After a daily meeting with a multidisciplinary hospital team—nursing, social services, therapies, pharmacy, and dietary—data gathered from discharge assessments is entered into the web-based tool developed by Stroudwater. The innovative tool is the only solution dedicated to Rural and Community Hospital swing-bed programs and is the national platform for data collection and benchmarking swing-bed outcomes. Before this the tool was developed, information on discharges was available, but nothing that captured data specific to swing-bed performance. CMMC implemented the program so it could compare its outcomes to other Montana CAHs and set objectives for the swing-bed program. The medical center is also proud to work with other Montana hospitals to help improve its swing-bed efforts statewide.

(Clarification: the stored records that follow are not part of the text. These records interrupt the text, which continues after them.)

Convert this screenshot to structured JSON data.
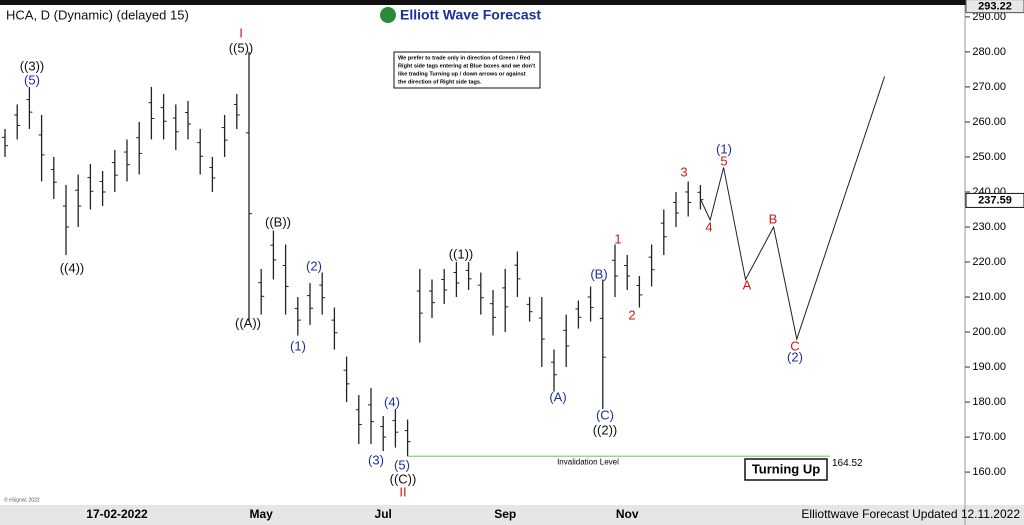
{
  "chart_data": {
    "type": "range",
    "title": "HCA, D (Dynamic) (delayed 15)",
    "brand": "Elliott Wave Forecast",
    "note": [
      "We prefer to trade only in direction of Green / Red",
      "Right side tags entering at Blue boxes and we don't",
      "like trading Turning up / down arrows or against",
      "the direction of Right side tags."
    ],
    "cursor_date": "17-02-2022",
    "footer": "Elliottwave Forecast Updated 12.11.2022",
    "copyright": "© eSignal, 2022",
    "categories": [
      null,
      null,
      null,
      null,
      null,
      null,
      null,
      null,
      null,
      null,
      null,
      null,
      null,
      null,
      null,
      null,
      null,
      null,
      null,
      null,
      null,
      "May",
      null,
      null,
      null,
      null,
      null,
      null,
      null,
      null,
      null,
      "Jul",
      null,
      null,
      null,
      null,
      null,
      null,
      null,
      null,
      null,
      "Sep",
      null,
      null,
      null,
      null,
      null,
      null,
      null,
      null,
      null,
      "Nov",
      null,
      null,
      null,
      null,
      null,
      null
    ],
    "highs": [
      258,
      265,
      270,
      262,
      250,
      242,
      245,
      248,
      246,
      252,
      255,
      260,
      270,
      268,
      265,
      266,
      258,
      250,
      262,
      268,
      280,
      218,
      229,
      225,
      210,
      214,
      217,
      207,
      193,
      182,
      184,
      176,
      178,
      175,
      218,
      215,
      218,
      220,
      220,
      217,
      212,
      218,
      223,
      210,
      210,
      195,
      205,
      209,
      213,
      215,
      225,
      222,
      216,
      225,
      235,
      240,
      243,
      242
    ],
    "lows": [
      250,
      255,
      258,
      243,
      238,
      222,
      230,
      235,
      236,
      240,
      243,
      245,
      255,
      255,
      252,
      255,
      245,
      240,
      250,
      258,
      203,
      205,
      215,
      205,
      199,
      202,
      205,
      195,
      180,
      168,
      168,
      166,
      167,
      164.5,
      197,
      204,
      208,
      210,
      212,
      205,
      199,
      200,
      210,
      203,
      190,
      183,
      190,
      201,
      203,
      178,
      210,
      212,
      207,
      213,
      222,
      230,
      233,
      235
    ],
    "color": "#222222",
    "projection": {
      "x": [
        57,
        57.8,
        58.9,
        60.7,
        63,
        64.9,
        72.1
      ],
      "values": [
        238,
        232,
        247,
        215,
        230,
        198,
        273
      ],
      "color": "#222222"
    },
    "wave_labels": [
      "((3))",
      "(5)",
      "((4))",
      "I",
      "((5))",
      "((B))",
      "((A))",
      "(2)",
      "(1)",
      "(4)",
      "(3)",
      "(5)",
      "((C))",
      "II",
      "((1))",
      "(A)",
      "(B)",
      "(C)",
      "((2))",
      "1",
      "2",
      "3",
      "4",
      "(1)",
      "5",
      "B",
      "A",
      "C",
      "(2)"
    ],
    "wave_colors": [
      "#111",
      "#1c2f9e",
      "#111",
      "#d01818",
      "#111",
      "#111",
      "#111",
      "#1c2f9e",
      "#1c2f9e",
      "#1c2f9e",
      "#1c2f9e",
      "#1c2f9e",
      "#111",
      "#d01818",
      "#111",
      "#1c2f9e",
      "#1c2f9e",
      "#1c2f9e",
      "#111",
      "#d01818",
      "#d01818",
      "#d01818",
      "#d01818",
      "#1c2f9e",
      "#d01818",
      "#d01818",
      "#d01818",
      "#d01818",
      "#1c2f9e"
    ],
    "invalidation": {
      "label": "Invalidation Level",
      "value": 164.52,
      "value_label": "164.52",
      "color": "#7dd67d"
    },
    "signal": "Turning Up",
    "last_price": {
      "value": 237.59,
      "label": "237.59"
    },
    "high_price": {
      "value": 293.22,
      "label": "293.22"
    },
    "ylim": [
      150.6,
      293.4
    ],
    "yticks": [
      {
        "value": 160,
        "label": "160.00"
      },
      {
        "value": 170,
        "label": "170.00"
      },
      {
        "value": 180,
        "label": "180.00"
      },
      {
        "value": 190,
        "label": "190.00"
      },
      {
        "value": 200,
        "label": "200.00"
      },
      {
        "value": 210,
        "label": "210.00"
      },
      {
        "value": 220,
        "label": "220.00"
      },
      {
        "value": 230,
        "label": "230.00"
      },
      {
        "value": 240,
        "label": "240.00"
      },
      {
        "value": 250,
        "label": "250.00"
      },
      {
        "value": 260,
        "label": "260.00"
      },
      {
        "value": 270,
        "label": "270.00"
      },
      {
        "value": 280,
        "label": "280.00"
      },
      {
        "value": 290,
        "label": "290.00"
      }
    ]
  }
}
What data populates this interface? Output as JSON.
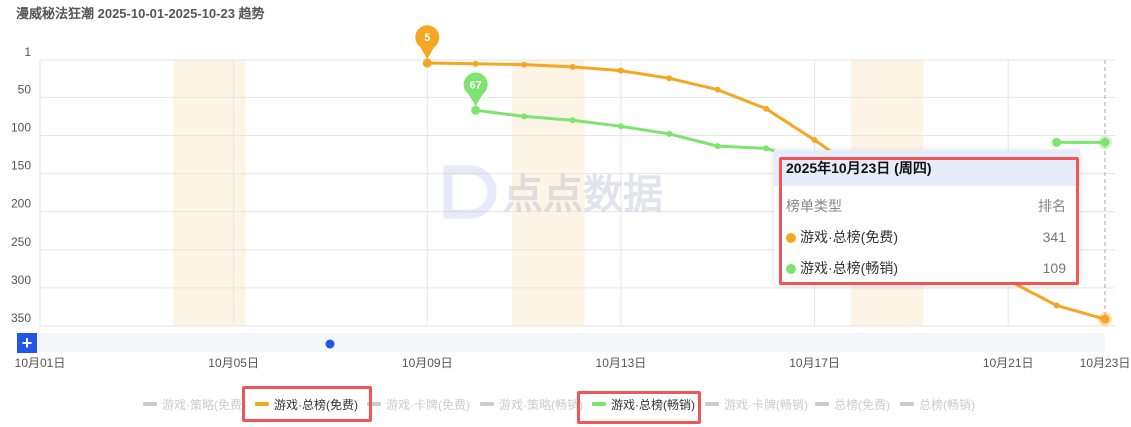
{
  "title": "漫威秘法狂潮 2025-10-01-2025-10-23 趋势",
  "watermark": "点点数据",
  "chart_data": {
    "type": "line",
    "title": "漫威秘法狂潮 2025-10-01-2025-10-23 趋势",
    "x": [
      "10-01",
      "10-02",
      "10-03",
      "10-04",
      "10-05",
      "10-06",
      "10-07",
      "10-08",
      "10-09",
      "10-10",
      "10-11",
      "10-12",
      "10-13",
      "10-14",
      "10-15",
      "10-16",
      "10-17",
      "10-18",
      "10-19",
      "10-20",
      "10-21",
      "10-22",
      "10-23"
    ],
    "x_tick_labels": [
      "10月01日",
      "10月05日",
      "10月09日",
      "10月13日",
      "10月17日",
      "10月21日",
      "10月23日"
    ],
    "y_tick_labels": [
      "1",
      "50",
      "100",
      "150",
      "200",
      "250",
      "300",
      "350"
    ],
    "ylim": [
      1,
      350
    ],
    "y_inverted": true,
    "grid": true,
    "weekend_bands": [
      [
        "10-04",
        "10-05"
      ],
      [
        "10-11",
        "10-12"
      ],
      [
        "10-18",
        "10-19"
      ]
    ],
    "series": [
      {
        "name": "游戏·总榜(免费)",
        "color": "#f5a623",
        "values": [
          null,
          null,
          null,
          null,
          null,
          null,
          null,
          null,
          5,
          6,
          7,
          10,
          15,
          25,
          40,
          65,
          106,
          150,
          200,
          250,
          290,
          323,
          341
        ],
        "start_label": "5"
      },
      {
        "name": "游戏·总榜(畅销)",
        "color": "#7ee46f",
        "values": [
          null,
          null,
          null,
          null,
          null,
          null,
          null,
          null,
          null,
          67,
          75,
          80,
          88,
          98,
          114,
          117,
          135,
          null,
          null,
          null,
          null,
          109,
          109
        ],
        "start_label": "67"
      }
    ],
    "legend": {
      "placement": "bottom",
      "items": [
        {
          "label": "游戏·策略(免费)",
          "active": false
        },
        {
          "label": "游戏·总榜(免费)",
          "active": true,
          "color": "#f5a623"
        },
        {
          "label": "游戏·卡牌(免费)",
          "active": false
        },
        {
          "label": "游戏·策略(畅销)",
          "active": false
        },
        {
          "label": "游戏·总榜(畅销)",
          "active": true,
          "color": "#7ee46f"
        },
        {
          "label": "游戏·卡牌(畅销)",
          "active": false
        },
        {
          "label": "总榜(免费)",
          "active": false
        },
        {
          "label": "总榜(畅销)",
          "active": false
        }
      ]
    }
  },
  "tooltip": {
    "date": "2025年10月23日 (周四)",
    "col_type": "榜单类型",
    "col_rank": "排名",
    "rows": [
      {
        "name": "游戏·总榜(免费)",
        "value": "341",
        "color": "#f5a623"
      },
      {
        "name": "游戏·总榜(畅销)",
        "value": "109",
        "color": "#7ee46f"
      }
    ]
  },
  "zoom_button": "+"
}
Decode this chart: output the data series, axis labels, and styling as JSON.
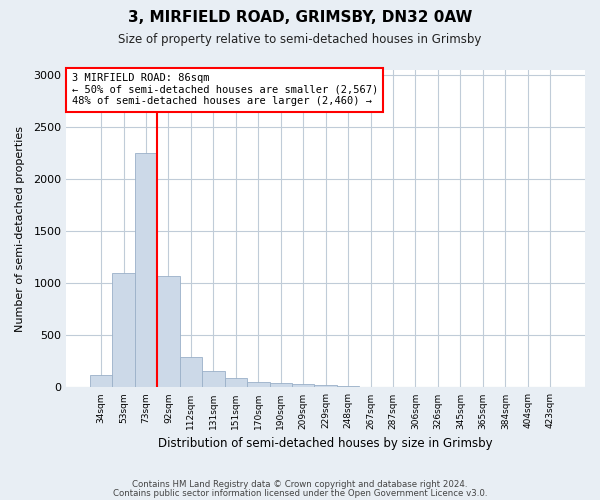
{
  "title": "3, MIRFIELD ROAD, GRIMSBY, DN32 0AW",
  "subtitle": "Size of property relative to semi-detached houses in Grimsby",
  "xlabel": "Distribution of semi-detached houses by size in Grimsby",
  "ylabel": "Number of semi-detached properties",
  "categories": [
    "34sqm",
    "53sqm",
    "73sqm",
    "92sqm",
    "112sqm",
    "131sqm",
    "151sqm",
    "170sqm",
    "190sqm",
    "209sqm",
    "229sqm",
    "248sqm",
    "267sqm",
    "287sqm",
    "306sqm",
    "326sqm",
    "345sqm",
    "365sqm",
    "384sqm",
    "404sqm",
    "423sqm"
  ],
  "values": [
    120,
    1100,
    2250,
    1070,
    290,
    155,
    90,
    50,
    45,
    30,
    20,
    10,
    5,
    5,
    2,
    1,
    0,
    0,
    0,
    0,
    0
  ],
  "bar_color": "#ccd9e8",
  "bar_edge_color": "#9ab0c8",
  "annotation_title": "3 MIRFIELD ROAD: 86sqm",
  "annotation_line1": "← 50% of semi-detached houses are smaller (2,567)",
  "annotation_line2": "48% of semi-detached houses are larger (2,460) →",
  "ylim": [
    0,
    3050
  ],
  "yticks": [
    0,
    500,
    1000,
    1500,
    2000,
    2500,
    3000
  ],
  "footer1": "Contains HM Land Registry data © Crown copyright and database right 2024.",
  "footer2": "Contains public sector information licensed under the Open Government Licence v3.0.",
  "bg_color": "#e8eef4",
  "plot_bg_color": "#ffffff",
  "grid_color": "#c0ccd8"
}
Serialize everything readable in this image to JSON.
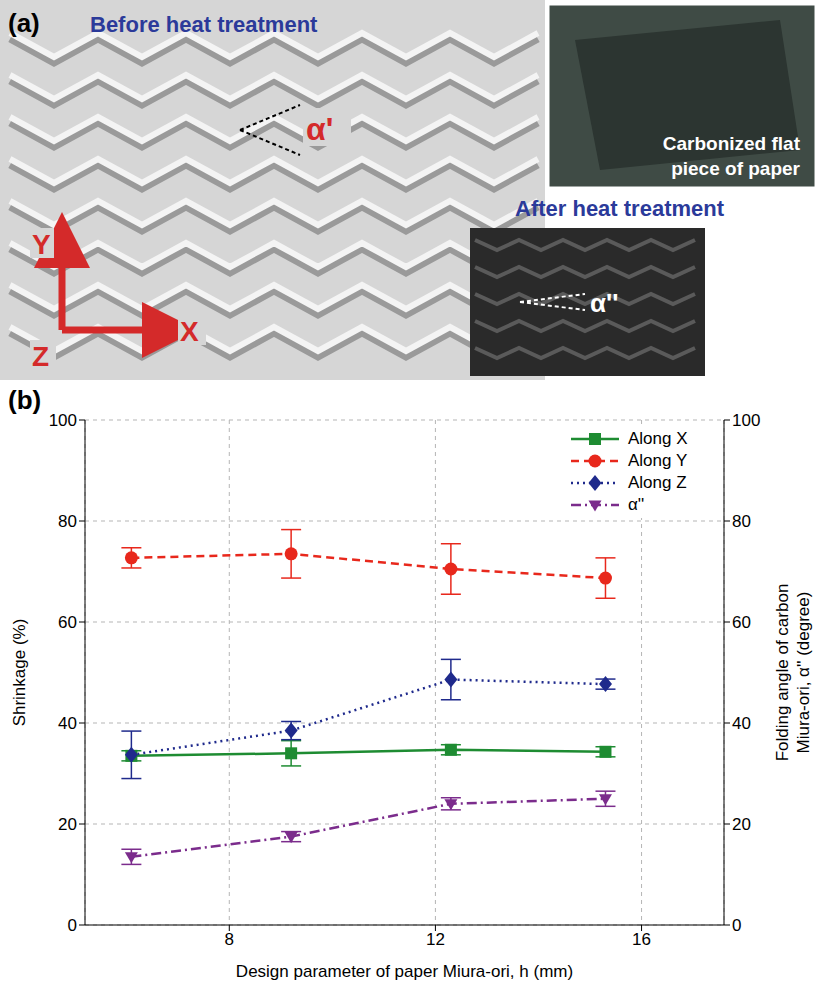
{
  "panel_a": {
    "label": "(a)",
    "before": "Before heat treatment",
    "after": "After heat treatment",
    "inset": "Carbonized flat piece of paper",
    "angle_before": "α'",
    "angle_after": "α''",
    "axes": [
      "X",
      "Y",
      "Z"
    ]
  },
  "chart_data": {
    "type": "line",
    "panel_label": "(b)",
    "x_label": "Design parameter of paper Miura-ori, h (mm)",
    "y_label": "Shrinkage (%)",
    "y2_label": "Folding angle of carbon Miura-ori, α'' (degree)",
    "x": [
      6.1,
      9.2,
      12.3,
      15.3
    ],
    "xlim": [
      5.2,
      17.6
    ],
    "xticks": [
      8,
      12,
      16
    ],
    "ylim": [
      0,
      100
    ],
    "yticks": [
      0,
      20,
      40,
      60,
      80,
      100
    ],
    "y2lim": [
      0,
      100
    ],
    "y2ticks": [
      0,
      20,
      40,
      60,
      80,
      100
    ],
    "grid": true,
    "legend": "upper right",
    "series": [
      {
        "name": "Along X",
        "color": "#1e8c32",
        "marker": "square",
        "line_style": "solid",
        "values": [
          33.5,
          34,
          34.7,
          34.3
        ],
        "errors": [
          1,
          2.5,
          1,
          1
        ]
      },
      {
        "name": "Along Y",
        "color": "#e8281c",
        "marker": "circle",
        "line_style": "dashed",
        "values": [
          72.7,
          73.5,
          70.5,
          68.7
        ],
        "errors": [
          2,
          4.8,
          5,
          4
        ]
      },
      {
        "name": "Along Z",
        "color": "#1f2a8c",
        "marker": "diamond",
        "line_style": "dotted",
        "values": [
          33.7,
          38.5,
          48.6,
          47.7
        ],
        "errors": [
          4.7,
          1.8,
          4,
          1
        ]
      },
      {
        "name": "α''",
        "color": "#7b2c8c",
        "marker": "triangle_down",
        "line_style": "dashdot",
        "axis": "y2",
        "values": [
          13.5,
          17.5,
          24,
          25
        ],
        "errors": [
          1.5,
          1,
          1.2,
          1.5
        ]
      }
    ]
  }
}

Through the web-based tool, CMMC can pull reports detailing discharges by age, payer, medical condition, length of stay and readmission status at 30 days. Staff can use the reporting as proof of the value of the swingbed program for the hospital, as well as for community members who can recover close to home rather than seeking care elsewhere. Sullivan and Wilber report that the swing-bed application is very easy to use and has given staff the insight they need to help return patients to their prior living situation when possible and prevent avoidable readmissions. In reviewing the reports provided by Stroudwater, CMMC was happy to see the average length of stay was less than expected—eight or nine days compared to the 12 days they had estimated. The staff is proud of two major metrics: CMMC has a shorter length of stay compared to other CAHs in the field test and their readmission rate is lower as well.



In the next phase of the program, CMMC is working with Stroudwater to take a deeper dive into two medical condition categories: “medically complex” and “other medical conditions.” Many patients fall into one of these categories and defining these groups in more detail will provide insight into the diagnoses CMMC is treating within its swing-bed population.